History provides us a few clues on how different cultures supported their intestinal health before modern times. Years ago, people used fermented foods like sauerkraut as food preservatives and as support for their intestinal and overall health.
Preparing cultured foods and beverages dates back to a time when people didn’t have advanced preservation methods available such as packaging and refrigeration.
Here are a few examples of how pre-modern diverse cultures enjoyed fermented foods (many still do today):
- During Roman times – People enjoyed sauerkraut because of its taste.
- In Asian cultures – Pickled fermentations of cabbage, turnips, eggplant, cucumbers, onions, squash and carrots are still practiced today.
- People of Ukraine – Consumed foods like sauerkraut, raw yogurt and buttermilk.

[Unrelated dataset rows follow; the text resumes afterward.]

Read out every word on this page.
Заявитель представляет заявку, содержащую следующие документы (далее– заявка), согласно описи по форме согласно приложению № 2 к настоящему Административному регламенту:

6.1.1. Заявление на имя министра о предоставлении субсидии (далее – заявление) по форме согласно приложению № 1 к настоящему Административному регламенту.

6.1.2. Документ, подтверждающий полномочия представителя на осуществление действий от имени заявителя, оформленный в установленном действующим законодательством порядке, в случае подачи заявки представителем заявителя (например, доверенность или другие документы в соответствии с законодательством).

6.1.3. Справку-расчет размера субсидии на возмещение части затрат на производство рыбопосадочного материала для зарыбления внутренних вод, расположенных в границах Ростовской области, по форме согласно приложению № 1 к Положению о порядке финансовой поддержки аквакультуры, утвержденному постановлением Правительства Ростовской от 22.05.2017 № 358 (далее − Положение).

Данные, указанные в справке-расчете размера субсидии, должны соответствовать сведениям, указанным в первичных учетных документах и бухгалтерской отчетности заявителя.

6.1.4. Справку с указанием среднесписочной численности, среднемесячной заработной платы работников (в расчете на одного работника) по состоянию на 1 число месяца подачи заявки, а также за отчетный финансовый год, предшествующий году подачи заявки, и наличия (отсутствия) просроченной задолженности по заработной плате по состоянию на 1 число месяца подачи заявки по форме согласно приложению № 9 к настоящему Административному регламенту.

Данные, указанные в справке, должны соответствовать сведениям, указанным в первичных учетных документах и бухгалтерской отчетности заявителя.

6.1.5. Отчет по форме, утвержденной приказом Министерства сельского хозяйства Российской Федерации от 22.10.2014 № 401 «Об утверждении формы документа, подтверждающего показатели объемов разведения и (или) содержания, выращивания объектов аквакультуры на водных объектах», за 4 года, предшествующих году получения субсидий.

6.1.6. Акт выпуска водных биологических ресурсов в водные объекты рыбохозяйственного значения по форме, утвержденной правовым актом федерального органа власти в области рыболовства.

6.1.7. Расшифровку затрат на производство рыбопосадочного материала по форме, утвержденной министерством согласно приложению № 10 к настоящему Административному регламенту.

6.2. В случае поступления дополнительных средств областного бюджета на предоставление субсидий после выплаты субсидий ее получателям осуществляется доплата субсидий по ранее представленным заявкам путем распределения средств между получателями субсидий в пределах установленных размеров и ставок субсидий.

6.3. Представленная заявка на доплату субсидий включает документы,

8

The Many Varieties of Fermented Foods You Can Choose From
Ideally, you’ll want to include a variety of cultured (fermented) foods and beverages in your diet. Each food can help supply your gut with a variety of beneficial microorganisms. Here are some examples of fermented foods you can easily make in your own kitchen:
- Cultured vegetables
- Cultured dairy, such as yogurt, kefir and sour cream
- Fish, such as mackerel and Swedish gravlax
Fermented foods can help support your health because they…
- May provide higher concentrations of certain nutrients like probiotics and vitamin K than unfermented foods
- Contain natural levels of prebiotics, which may help to stimulate beneficial microflora growth in your gut
My optimal approach to obtaining probiotics is by consuming fermented vegetables.
Several ounces of fermented vegetables (prepared with the Mercola recipe, which utilizes a starter culture) may contain many beneficial bacteria.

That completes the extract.